"It's our tradition to control, like Erich Honecker and Helmut Kohl,
remember him from the Ukraine to the Rhone.
Sweet home uber alles, Lord, I'm coming home, yah.
Come on, Sugar Daddy, bring me home."
-- "Hedwig and the Angry Inch"
George Soros isn't the only sugar daddy whom former beneficiaries accuse of turning tightwad when faced with roller-coaster stock markets and interminable debt debates.
German taxpayers all along were wary of becoming the only teat on the EU's udder for the the alliance's spendthrift southern members. There is nostalgia, too, for the once high-flying Deutschmark, which few Germans wanted exchanged in 2002 for euros. Now those feelings of unease are exploding with Germany's vaunted economy going south — and not just for bailouts for Greece, Portugal, Ireland, and possibly Spain and Italy.
German growth collapsed to near zero over the early summer, which could take Germany, Europe and the world into recession by winter. That would mean abandoning hope that Europe's biggest industrial engine will salvage the EU common currency.
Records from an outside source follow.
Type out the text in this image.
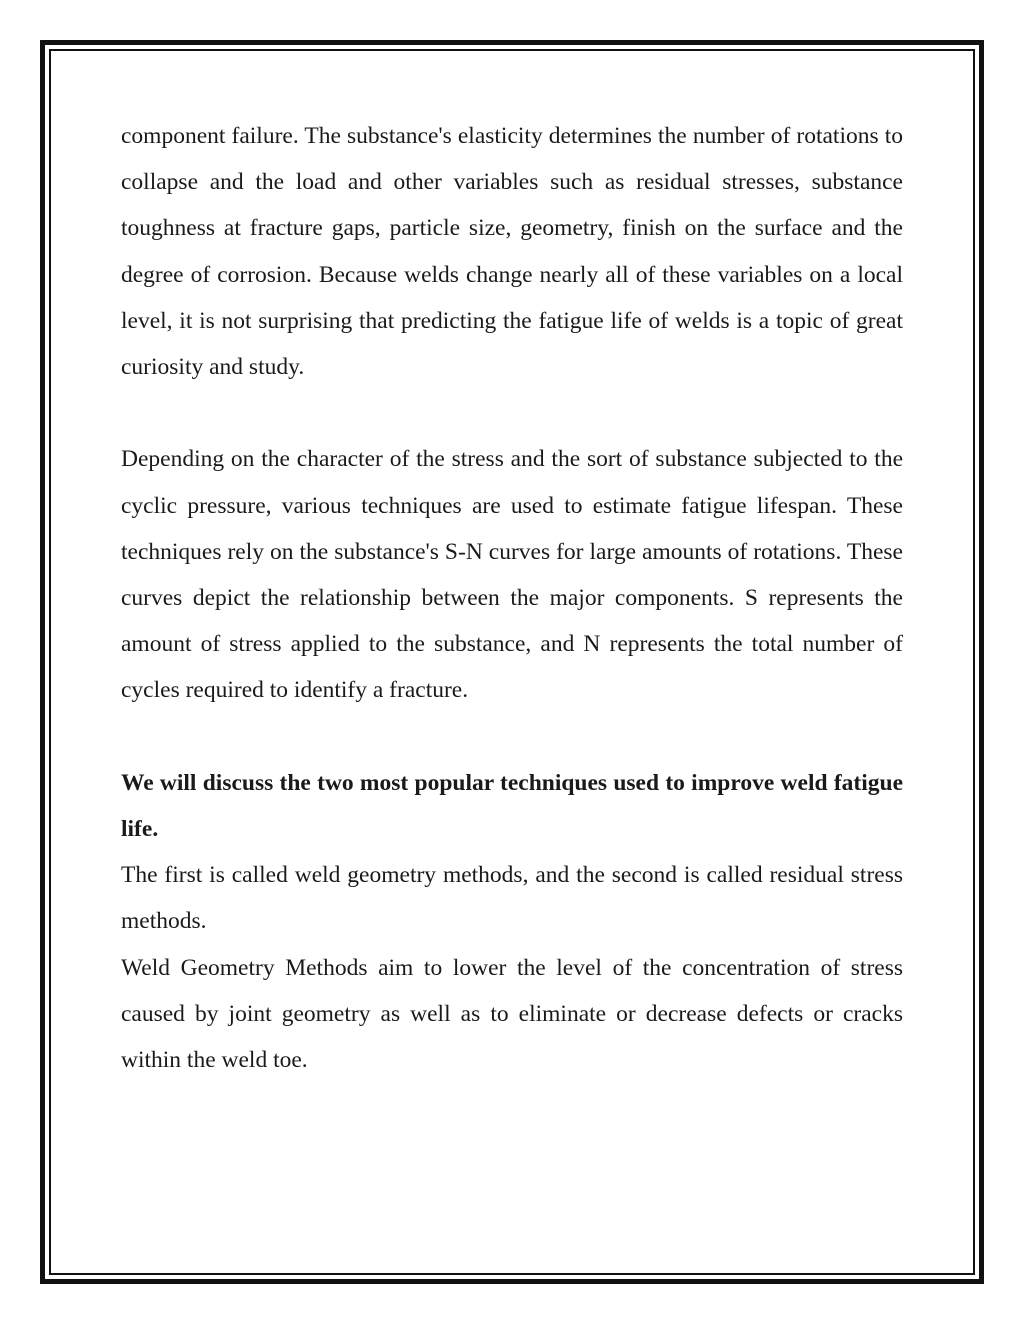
component failure. The substance's elasticity determines the number of rotations to collapse and the load and other variables such as residual stresses, substance toughness at fracture gaps, particle size, geometry, finish on the surface and the degree of corrosion. Because welds change nearly all of these variables on a local level, it is not surprising that predicting the fatigue life of welds is a topic of great curiosity and study.

Depending on the character of the stress and the sort of substance subjected to the cyclic pressure, various techniques are used to estimate fatigue lifespan. These techniques rely on the substance's S-N curves for large amounts of rotations. These curves depict the relationship between the major components. S represents the amount of stress applied to the substance, and N represents the total number of cycles required to identify a fracture.

We will discuss the two most popular techniques used to improve weld fatigue life.

The first is called weld geometry methods, and the second is called residual stress methods.

Weld Geometry Methods aim to lower the level of the concentration of stress caused by joint geometry as well as to eliminate or decrease defects or cracks within the weld toe.
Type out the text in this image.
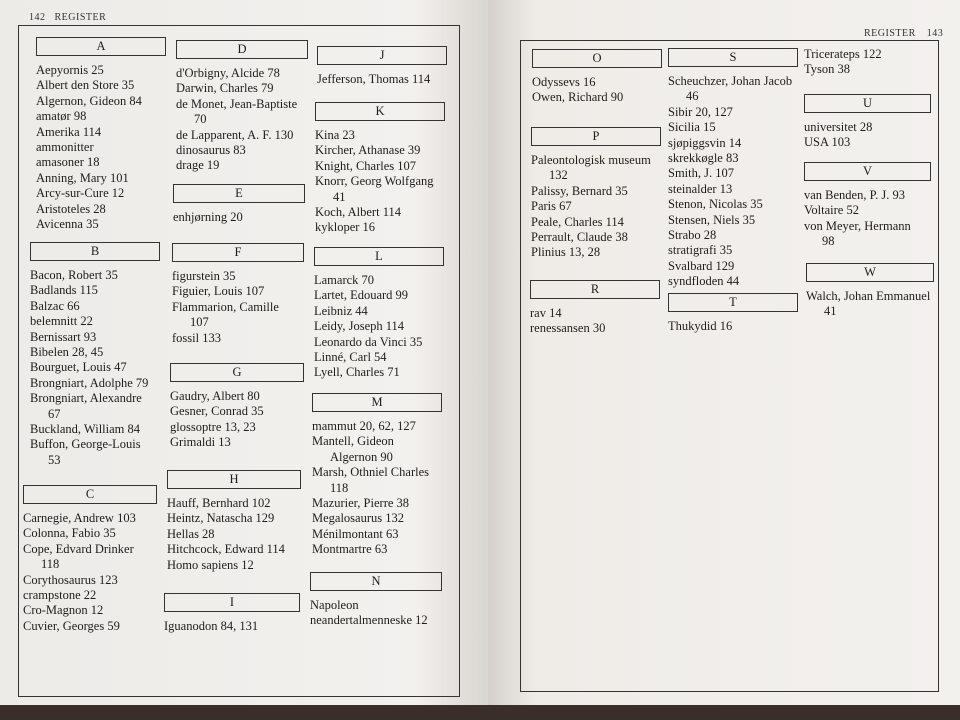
142 REGISTER
A
Aepyornis 25
Albert den Store 35
Algernon, Gideon 84
amatør 98
Amerika 114
ammonitter
amasoner 18
Anning, Mary 101
Arcy-sur-Cure 12
Aristoteles 28
Avicenna 35
B
Bacon, Robert 35
Badlands 115
Balzac 66
belemnitt 22
Bernissart 93
Bibelen 28, 45
Bourguet, Louis 47
Brongniart, Adolphe 79
Brongniart, Alexandre
67
Buckland, William 84
Buffon, George-Louis
53
C
Carnegie, Andrew 103
Colonna, Fabio 35
Cope, Edvard Drinker
118
Corythosaurus 123
crampstone 22
Cro-Magnon 12
Cuvier, Georges 59
D
d'Orbigny, Alcide 78
Darwin, Charles 79
de Monet, Jean-Baptiste
70
de Lapparent, A. F. 130
dinosaurus 83
drage 19
E
enhjørning 20
F
figurstein 35
Figuier, Louis 107
Flammarion, Camille
107
fossil 133
G
Gaudry, Albert 80
Gesner, Conrad 35
glossoptre 13, 23
Grimaldi 13
H
Hauff, Bernhard 102
Heintz, Natascha 129
Hellas 28
Hitchcock, Edward 114
Homo sapiens 12
I
Iguanodon 84, 131
J
Jefferson, Thomas 114
K
Kina 23
Kircher, Athanase 39
Knight, Charles 107
Knorr, Georg Wolfgang
41
Koch, Albert 114
kykloper 16
L
Lamarck 70
Lartet, Edouard 99
Leibniz 44
Leidy, Joseph 114
Leonardo da Vinci 35
Linné, Carl 54
Lyell, Charles 71
M
mammut 20, 62, 127
Mantell, Gideon
Algernon 90
Marsh, Othniel Charles
118
Mazurier, Pierre 38
Megalosaurus 132
Ménilmontant 63
Montmartre 63
N
Napoleon
neandertalmenneske 12
REGISTER 143
O
Odyssevs 16
Owen, Richard 90
P
Paleontologisk museum
132
Palissy, Bernard 35
Paris 67
Peale, Charles 114
Perrault, Claude 38
Plinius 13, 28
R
rav 14
renessansen 30
S
Scheuchzer, Johan Jacob
46
Sibir 20, 127
Sicilia 15
sjøpiggsvin 14
skrekkøgle 83
Smith, J. 107
steinalder 13
Stenon, Nicolas 35
Stensen, Niels 35
Strabo 28
stratigrafi 35
Svalbard 129
syndfloden 44
T
Thukydid 16
Tricerateps 122
Tyson 38
U
universitet 28
USA 103
V
van Benden, P. J. 93
Voltaire 52
von Meyer, Hermann
98
W
Walch, Johan Emmanuel
41
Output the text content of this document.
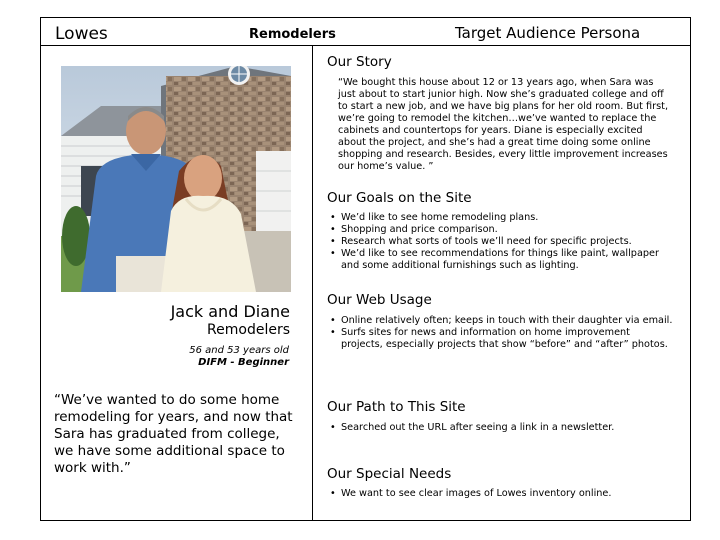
Lowes	Remodelers	Target Audience Persona
Jack and Diane
Remodelers
56 and 53 years old
DIFM - Beginner
“We’ve wanted to do some home remodeling for years, and now that Sara has graduated from college, we have some additional space to work with.”
Our Story
“We bought this house about 12 or 13 years ago, when Sara was just about to start junior high. Now she’s graduated college and off to start a new job, and we have big plans for her old room. But first, we’re going to remodel the kitchen…we’ve wanted to replace the cabinets and countertops for years. Diane is especially excited about the project, and she’s had a great time doing some online shopping and research. Besides, every little improvement increases our home’s value. ”
Our Goals on the Site
• We’d like to see home remodeling plans.
• Shopping and price comparison.
• Research what sorts of tools we’ll need for specific projects.
• We’d like to see recommendations for things like paint, wallpaper and some additional furnishings such as lighting.
Our Web Usage
• Online relatively often; keeps in touch with their daughter via email.
• Surfs sites for news and information on home improvement projects, especially projects that show “before” and “after” photos.
Our Path to This Site
• Searched out the URL after seeing a link in a newsletter.
Our Special Needs
• We want to see clear images of Lowes inventory online.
Many of the usual suspect talking heads called all this totally unexpected. Hello! Sixty percent of the German goods in its export-led economy went to other EU countries. True, profligate Greeks, Portuguese, Spaniards and Irishmen should not have bought those Mercedes they couldn't afford. But if they hadn't, how would German auto plants have pumped out cars, keeping German unemployment relatively low?
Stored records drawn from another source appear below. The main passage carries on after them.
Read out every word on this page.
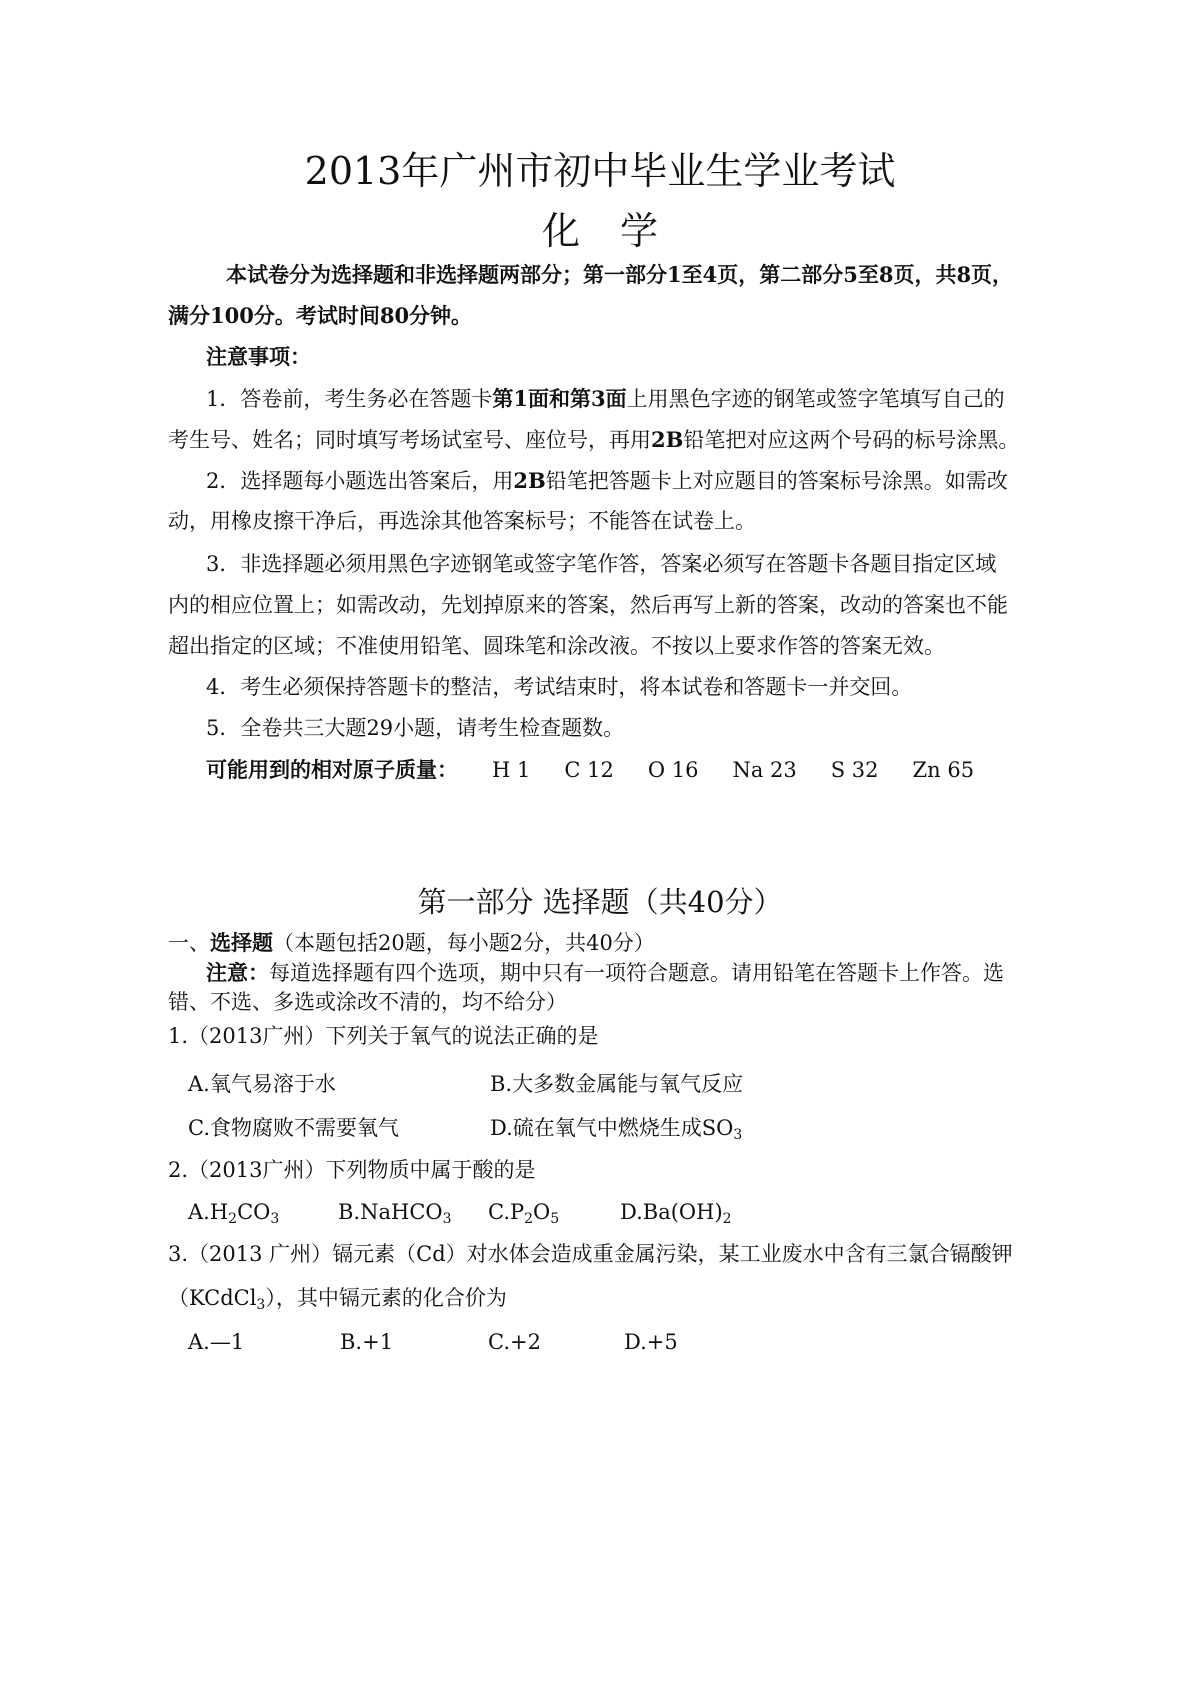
2013年广州市初中毕业生学业考试
化学
本试卷分为选择题和非选择题两部分；第一部分1至4页，第二部分5至8页，共8页，
满分100分。考试时间80分钟。
注意事项：
1．答卷前，考生务必在答题卡第1面和第3面上用黑色字迹的钢笔或签字笔填写自己的
考生号、姓名；同时填写考场试室号、座位号，再用2B铅笔把对应这两个号码的标号涂黑。
2．选择题每小题选出答案后，用2B铅笔把答题卡上对应题目的答案标号涂黑。如需改
动，用橡皮擦干净后，再选涂其他答案标号；不能答在试卷上。
3．非选择题必须用黑色字迹钢笔或签字笔作答，答案必须写在答题卡各题目指定区域
内的相应位置上；如需改动，先划掉原来的答案，然后再写上新的答案，改动的答案也不能
超出指定的区域；不准使用铅笔、圆珠笔和涂改液。不按以上要求作答的答案无效。
4．考生必须保持答题卡的整洁，考试结束时，将本试卷和答题卡一并交回。
5．全卷共三大题29小题，请考生检查题数。
可能用到的相对原子质量： H 1 C 12 O 16 Na 23 S 32 Zn 65
第一部分 选择题（共40分）
一、选择题（本题包括20题，每小题2分，共40分）
注意：每道选择题有四个选项，期中只有一项符合题意。请用铅笔在答题卡上作答。选
错、不选、多选或涂改不清的，均不给分）
1.（2013广州）下列关于氧气的说法正确的是
A.氧气易溶于水	B.大多数金属能与氧气反应
C.食物腐败不需要氧气	D.硫在氧气中燃烧生成$SO_3$
2.（2013广州）下列物质中属于酸的是
$A.H_2CO_3$	B.NaHCO$_3$ $C.P_2O_5$	$D.Ba(OH)_2$
3.（2013 广州）镉元素（Cd）对水体会造成重金属污染，某工业废水中含有三氯合镉酸钾
（KCdCl$_3$），其中镉元素的化合价为
A.—1	B.+1	C.+2	D.+5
The Germans, like dreamers going back to Marco Polo, turned to China (and Russia) for new markets. Trouble is, the jerry-built Chinese "world factory" is in deep doo-doo, too, cutting back on what its "communism with Chinese characteristics" leaders thought was a fool-proof, permanent formula for stability: unlimited infrastructure expansion and subsidized exports for supergrowth rates, with corruption for the elite.
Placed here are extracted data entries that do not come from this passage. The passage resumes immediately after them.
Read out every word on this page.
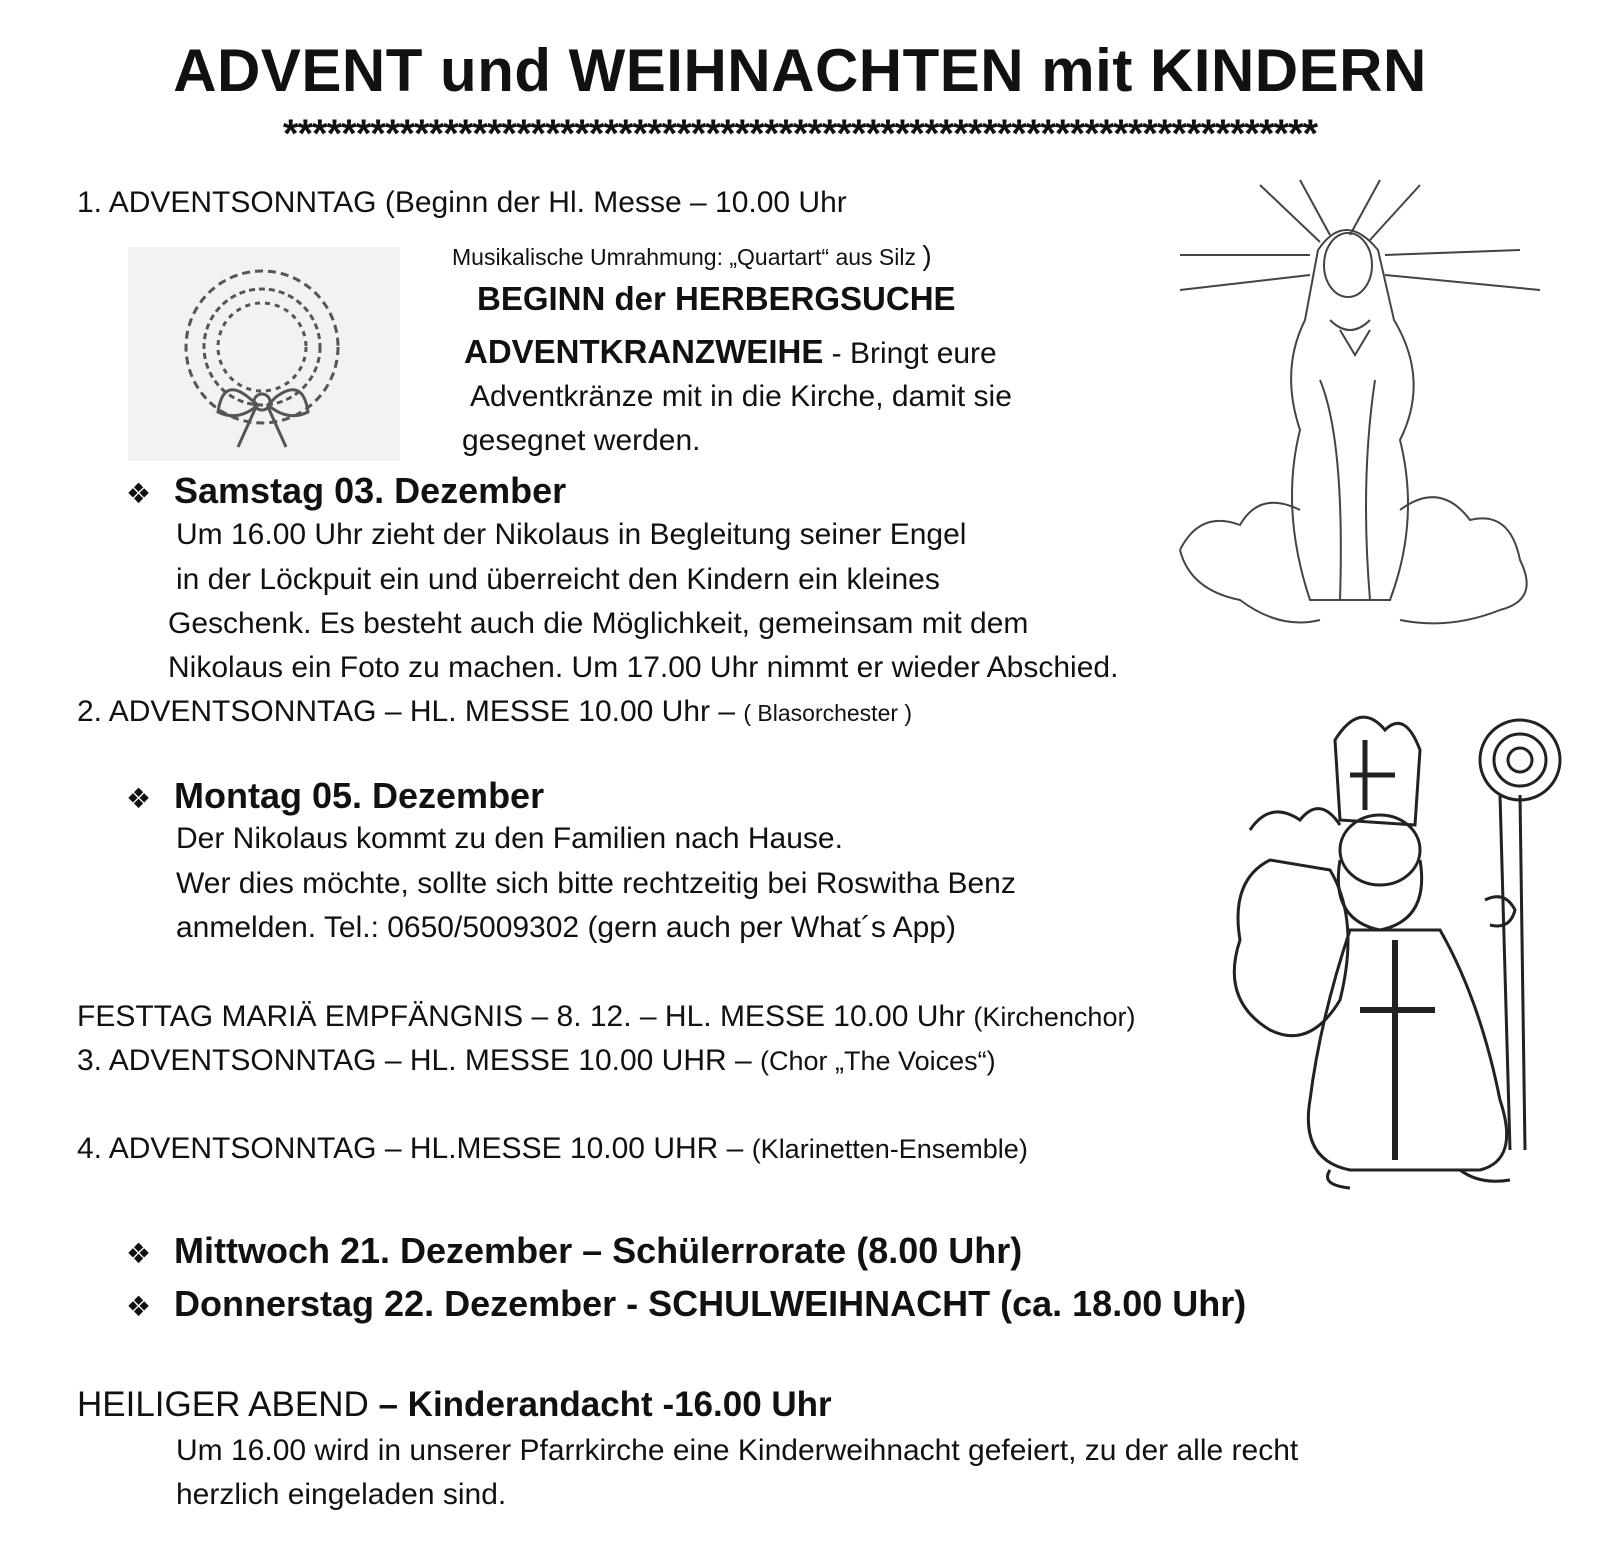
ADVENT und WEIHNACHTEN mit KINDERN
***********************************************************************
1. ADVENTSONNTAG (Beginn der Hl. Messe – 10.00 Uhr
Musikalische Umrahmung: „Quartart“ aus Silz )
BEGINN der HERBERGSUCHE
ADVENTKRANZWEIHE - Bringt eure
Adventkränze mit in die Kirche, damit sie
gesegnet werden.
❖ Samstag 03. Dezember
Um 16.00 Uhr zieht der Nikolaus in Begleitung seiner Engel
in der Löckpuit ein und überreicht den Kindern ein kleines
Geschenk. Es besteht auch die Möglichkeit, gemeinsam mit dem
Nikolaus ein Foto zu machen. Um 17.00 Uhr nimmt er wieder Abschied.
2. ADVENTSONNTAG – HL. MESSE 10.00 Uhr – ( Blasorchester )
❖ Montag 05. Dezember
Der Nikolaus kommt zu den Familien nach Hause.
Wer dies möchte, sollte sich bitte rechtzeitig bei Roswitha Benz
anmelden. Tel.: 0650/5009302 (gern auch per What´s App)
FESTTAG MARIÄ EMPFÄNGNIS – 8. 12. – HL. MESSE 10.00 Uhr (Kirchenchor)
3. ADVENTSONNTAG – HL. MESSE 10.00 UHR – (Chor „The Voices“)
4. ADVENTSONNTAG – HL.MESSE 10.00 UHR – (Klarinetten-Ensemble)
❖ Mittwoch 21. Dezember – Schülerrorate (8.00 Uhr)
❖ Donnerstag 22. Dezember - SCHULWEIHNACHT (ca. 18.00 Uhr)
HEILIGER ABEND – Kinderandacht -16.00 Uhr
Um 16.00 wird in unserer Pfarrkirche eine Kinderweihnacht gefeiert, zu der alle recht
herzlich eingeladen sind.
But more than one little piggie didn't go to market. Chinese inflation (or perhaps we should use new Obama administration's gobbledy-gook, "core inflation") is rising, particularly for crucial food stocks. (Incidentally, Chinese shortages mean huge U.S. corn purchases, lifting American prices.) And there are still Chinese who remember in 1949 the communists installed that ogre Mao mostly because of rip-roaring inflation on Shanghai's countinghouse tables, not because of his battlefield valor.
Russia? There, increased German dependence on Russian gas, even encouraging Moscow's government monopolies to buy into Western distribution networks, was all well and good during the halcyon days of unlimited credit and rising consumption. But now Moscow bleeds, capped by an incredible $30 billion capital outflow in the first six months of 2011. (No oligarch dares leave money lying around in St. Petersburg or Moscow lest a new Rasputin grab it.) Some 1.2 million professionals leaving in the past three years also carried part of the money out. And with diving fossil-fuel prices, the Russian economy is hanging by one energy thread. That's why a half-million small- and medium-sized German firms in Russia, "highly leveraged" with government export credits, are sweating.
As the euro stumbles from crisis to crisis, "solutions" boil down to two proposals: full steam ahead toward economic integration, permitting a unified fiscal and monetary strategy, or refinancing bankrupt southern members using a eurobond guaranteed by the 17 members of the common currency and anybody else Brussels can seduce into signing on.
German Chancellor Angela Merkel and French President Nicolas Sarkozy stumbled back from their sacrosanct European summer holidays to try to find a solution in mid-August. But while their vague joint statement more or less endorsed the first approach, it offered not a clue how problematical negotiations could go forward as quickly as they must, especially as crumbling economies gain downward momentum.
The two leaders didn't rule out the second solution. That's because the last straw has been the rising cost of refinancing national bonds — more threatening even than the size and conditions of the bailouts. The Germans are more than aware that any such new credit instrument has to be backed proportionately by Europe's largest economy. Nor is it clear from its most enthusiastic sponsors how rates would be set if they ignored/avoided the current race to the top among lenders for the highest interest rate in a rocky market.
Of course, the 500-pound gorilla in the room is the option of letting debtors drop back into their old national currencies to balance their books. But dismantling the oversold euro (pun intended) might be the death of the European Union itself.